Over the past few days, I was able to get away on a retreat led by my friend, Laurel Dykstra, on “The Wilderness Prophets and Climate Justice.” The retreat was held at Kirkridge Retreat Center in central PA (https://kirkridge.org/) and is a beautiful and rich space in which to reflect on the wilderness.
Laurel is an Anglican priest, environmental activist, writer and all around amazing person and leads something called the Salal + Cedar Watershed Discipleship Community, a tiny church that worships outdoors and builds skills for climate justice near Vancouver, BC. I haven’t many folks like Laurel in my travels and have known them for almost 20 years now.
You will be hearing more about my time with Laurel over the course of my blogging in the near future because it generated a lot for me to reflect upon!
A primary premise of the weekend is that there is a thread in the Hebrew and Christian traditions related to the “wilderness prophets” who re-placed themselves in wild contexts and heard the word of God there (or they heard the word of God and then went into the wilderness). And what they brought back was an important message for a people who had lost their way.
In my assessment, our North American consumer culture has lost its way and we have cut ourselves off from the very sources of life that sustain us. Furthermore, we have basically no regard for any of the non-human species let alone the forests, rivers, mountains, etc.
One text we took up was from the book of Job. While not a wilderness prophet, per se, this passage speaks so deeply to what is needed from us right now. In this passage, Job instructs his listeners to “ask the animals, and they will teach you; the birds of the air, and they will teach you; ask the plants of the earth, and they will teach you; and the fish of the sea will declare to you (12:7-8).”

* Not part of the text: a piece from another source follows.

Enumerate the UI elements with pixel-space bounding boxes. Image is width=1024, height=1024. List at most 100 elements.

So a main question is, “What are the animals, plants, birds and fish saying to us? What are they teaching us (or trying to teach us)?”
Part of our task over the weekend was to listen.
Really listen.
During one imaginative exercise, I sat in the middle of a forest and let one of the forest creatures speak to me. It was a woodpecker who spoke to me, and this is some of what the woodpecker said, “One of your two legged prophets says, ‘Knock and the door will be opened’, Yet I knock and you cut down the trees. For centuries I have lived here, always finding what I need. I make holes and create spaces for other creatures to call home. You see only dead trees, but I see holders of life. I help make trees ‘holier’ even after the life has gone from them. The trees know how to surrender, but your kind knows far too little about such things…” The woodpecker said a bunch more, but I figured I’d give you a little taste of it!

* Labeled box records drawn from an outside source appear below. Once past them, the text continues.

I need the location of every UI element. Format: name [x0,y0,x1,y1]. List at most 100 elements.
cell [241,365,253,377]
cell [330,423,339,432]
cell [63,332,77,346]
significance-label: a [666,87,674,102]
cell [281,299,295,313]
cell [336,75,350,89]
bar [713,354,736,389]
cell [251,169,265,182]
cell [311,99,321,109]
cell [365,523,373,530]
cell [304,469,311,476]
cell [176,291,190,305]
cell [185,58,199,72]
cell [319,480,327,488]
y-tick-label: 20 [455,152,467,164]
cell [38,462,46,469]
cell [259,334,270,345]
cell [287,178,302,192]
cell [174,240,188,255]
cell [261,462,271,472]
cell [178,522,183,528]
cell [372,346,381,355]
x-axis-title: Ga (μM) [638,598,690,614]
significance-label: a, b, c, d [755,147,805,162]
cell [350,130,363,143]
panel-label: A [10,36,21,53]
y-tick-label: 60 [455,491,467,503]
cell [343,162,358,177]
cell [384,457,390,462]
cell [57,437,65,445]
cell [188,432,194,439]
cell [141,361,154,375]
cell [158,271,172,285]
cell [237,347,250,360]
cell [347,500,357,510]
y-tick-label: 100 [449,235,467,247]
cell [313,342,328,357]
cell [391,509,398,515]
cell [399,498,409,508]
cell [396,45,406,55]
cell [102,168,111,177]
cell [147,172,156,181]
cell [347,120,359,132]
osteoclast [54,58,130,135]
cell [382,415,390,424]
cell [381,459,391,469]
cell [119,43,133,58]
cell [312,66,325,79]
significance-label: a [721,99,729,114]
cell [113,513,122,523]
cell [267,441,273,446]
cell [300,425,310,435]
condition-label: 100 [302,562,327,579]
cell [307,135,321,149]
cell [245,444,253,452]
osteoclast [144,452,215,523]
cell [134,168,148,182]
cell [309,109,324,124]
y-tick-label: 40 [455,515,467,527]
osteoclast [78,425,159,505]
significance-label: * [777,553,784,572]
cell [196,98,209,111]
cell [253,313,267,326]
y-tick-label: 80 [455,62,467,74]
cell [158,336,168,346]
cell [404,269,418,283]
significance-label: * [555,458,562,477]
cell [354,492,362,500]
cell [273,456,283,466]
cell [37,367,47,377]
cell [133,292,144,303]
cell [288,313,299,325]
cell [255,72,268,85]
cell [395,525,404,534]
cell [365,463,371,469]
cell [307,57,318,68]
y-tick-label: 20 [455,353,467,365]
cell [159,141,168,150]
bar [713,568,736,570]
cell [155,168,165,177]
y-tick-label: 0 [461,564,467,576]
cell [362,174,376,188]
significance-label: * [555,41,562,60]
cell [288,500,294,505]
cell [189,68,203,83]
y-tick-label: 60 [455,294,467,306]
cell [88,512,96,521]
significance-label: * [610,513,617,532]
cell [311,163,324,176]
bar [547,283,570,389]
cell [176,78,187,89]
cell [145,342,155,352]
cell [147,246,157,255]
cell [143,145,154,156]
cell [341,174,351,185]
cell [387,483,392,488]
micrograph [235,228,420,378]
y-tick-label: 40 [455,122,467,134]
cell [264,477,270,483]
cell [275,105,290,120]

What always amazes me is that when we ask for guidance from the natural world, it has a lot to offer. What is offered, however, may be hard for us to hear.
Throughout the weekend, we also sat with the realities of the climate crisis and reflected soberly, at times, on what is before us and why this thread from our faith tradition must be recovered.

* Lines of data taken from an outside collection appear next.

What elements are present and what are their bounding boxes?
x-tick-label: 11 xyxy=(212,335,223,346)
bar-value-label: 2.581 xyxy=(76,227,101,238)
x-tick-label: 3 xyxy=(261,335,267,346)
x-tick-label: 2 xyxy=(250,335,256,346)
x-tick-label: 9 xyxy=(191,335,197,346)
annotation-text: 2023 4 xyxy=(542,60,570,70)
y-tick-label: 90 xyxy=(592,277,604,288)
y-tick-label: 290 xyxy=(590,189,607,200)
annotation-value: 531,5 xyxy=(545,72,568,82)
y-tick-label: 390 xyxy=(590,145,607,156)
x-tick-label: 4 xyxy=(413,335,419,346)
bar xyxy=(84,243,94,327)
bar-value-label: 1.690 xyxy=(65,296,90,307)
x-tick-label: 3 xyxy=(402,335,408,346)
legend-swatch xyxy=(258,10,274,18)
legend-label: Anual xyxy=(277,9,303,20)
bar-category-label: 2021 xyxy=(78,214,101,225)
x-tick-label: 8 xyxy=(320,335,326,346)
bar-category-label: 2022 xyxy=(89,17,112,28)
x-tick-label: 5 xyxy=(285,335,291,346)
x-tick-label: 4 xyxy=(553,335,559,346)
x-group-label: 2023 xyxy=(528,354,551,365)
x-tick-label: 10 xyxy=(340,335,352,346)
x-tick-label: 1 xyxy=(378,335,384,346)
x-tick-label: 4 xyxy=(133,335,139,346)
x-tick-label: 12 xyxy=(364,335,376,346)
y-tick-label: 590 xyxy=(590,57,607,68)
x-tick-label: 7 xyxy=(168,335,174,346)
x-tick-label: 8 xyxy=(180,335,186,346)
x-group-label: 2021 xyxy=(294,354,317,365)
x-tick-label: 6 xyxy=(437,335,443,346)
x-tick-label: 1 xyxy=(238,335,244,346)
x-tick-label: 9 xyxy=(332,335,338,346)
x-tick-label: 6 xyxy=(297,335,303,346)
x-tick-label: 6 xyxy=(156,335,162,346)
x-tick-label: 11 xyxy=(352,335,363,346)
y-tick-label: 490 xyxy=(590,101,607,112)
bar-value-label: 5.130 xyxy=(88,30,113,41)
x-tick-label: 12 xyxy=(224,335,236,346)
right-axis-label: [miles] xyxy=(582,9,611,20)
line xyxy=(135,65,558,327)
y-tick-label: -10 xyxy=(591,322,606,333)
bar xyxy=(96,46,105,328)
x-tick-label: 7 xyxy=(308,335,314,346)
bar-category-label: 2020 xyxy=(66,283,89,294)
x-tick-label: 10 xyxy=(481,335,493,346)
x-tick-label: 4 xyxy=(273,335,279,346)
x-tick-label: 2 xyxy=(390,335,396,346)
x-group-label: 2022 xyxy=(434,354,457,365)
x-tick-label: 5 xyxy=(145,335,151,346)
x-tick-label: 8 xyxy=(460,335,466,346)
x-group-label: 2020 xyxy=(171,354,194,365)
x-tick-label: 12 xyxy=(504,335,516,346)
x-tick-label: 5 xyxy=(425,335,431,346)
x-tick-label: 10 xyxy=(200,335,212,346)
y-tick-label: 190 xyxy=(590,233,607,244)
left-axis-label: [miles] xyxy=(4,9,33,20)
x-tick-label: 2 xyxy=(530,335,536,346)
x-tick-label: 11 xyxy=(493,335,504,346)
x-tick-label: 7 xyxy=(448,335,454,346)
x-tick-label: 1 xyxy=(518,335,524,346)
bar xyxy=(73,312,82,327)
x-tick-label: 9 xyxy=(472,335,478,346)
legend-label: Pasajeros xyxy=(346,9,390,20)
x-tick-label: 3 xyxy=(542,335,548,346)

I know at times that I can become overwhelmed by the enormity of things and lose some hope.
Yet in the first reading from today’s scriptures Zechariah ( Chapter 8) reminds us, “Thus says your God, Even if this should seem impossible in the eyes of the remnant of this people, shall it be impossible in my eyes also?…I will rescue my people from the land of the rising sun, and from the land of the setting sun. I will bring them back.”
Our God is trying to bring us back.
The plants are trying to bring us back.
The animals are trying to bring us back.
The birds are trying to bring us back.
The fish are trying to bring us back.
What does return look like for you – in this time and in our context?
(And feel free to comment about what this post brings up for you, practices you’re engaged in that help you return or whatever else this gets you thinking about!)
4 Comments
Karen Batsford
Thank you for this, Mike. What the woodpecker said resonated with me. It confirms my plan to visit the Gosnell Woods in Webster tomorrow. If you have never been there, check it out. It was created via a land trust donated by the Gosnell family and there you can find one of the best combinations of God’s creation, a large wildflower meadow and and old growth forest of trees that are hundreds of years old. I pray that I will find a “woodpecker” there who will speak to me in a whole new way.
Paul Kane
Mike,
Thank you for this wonderful meditation. I hope you can share part of this in one of your upcoming homilies, which you do so well. Maybe we could talk offline about a possible collaboration with Mother Earth. I’m traveling at the moment but will send an email when I return next week.
Mike Boucher Author
yes, Paul, please reach out
Ricky French
I am heading into the desert for a 40 day wilderness solo in April. Will be interesting to see what I hear.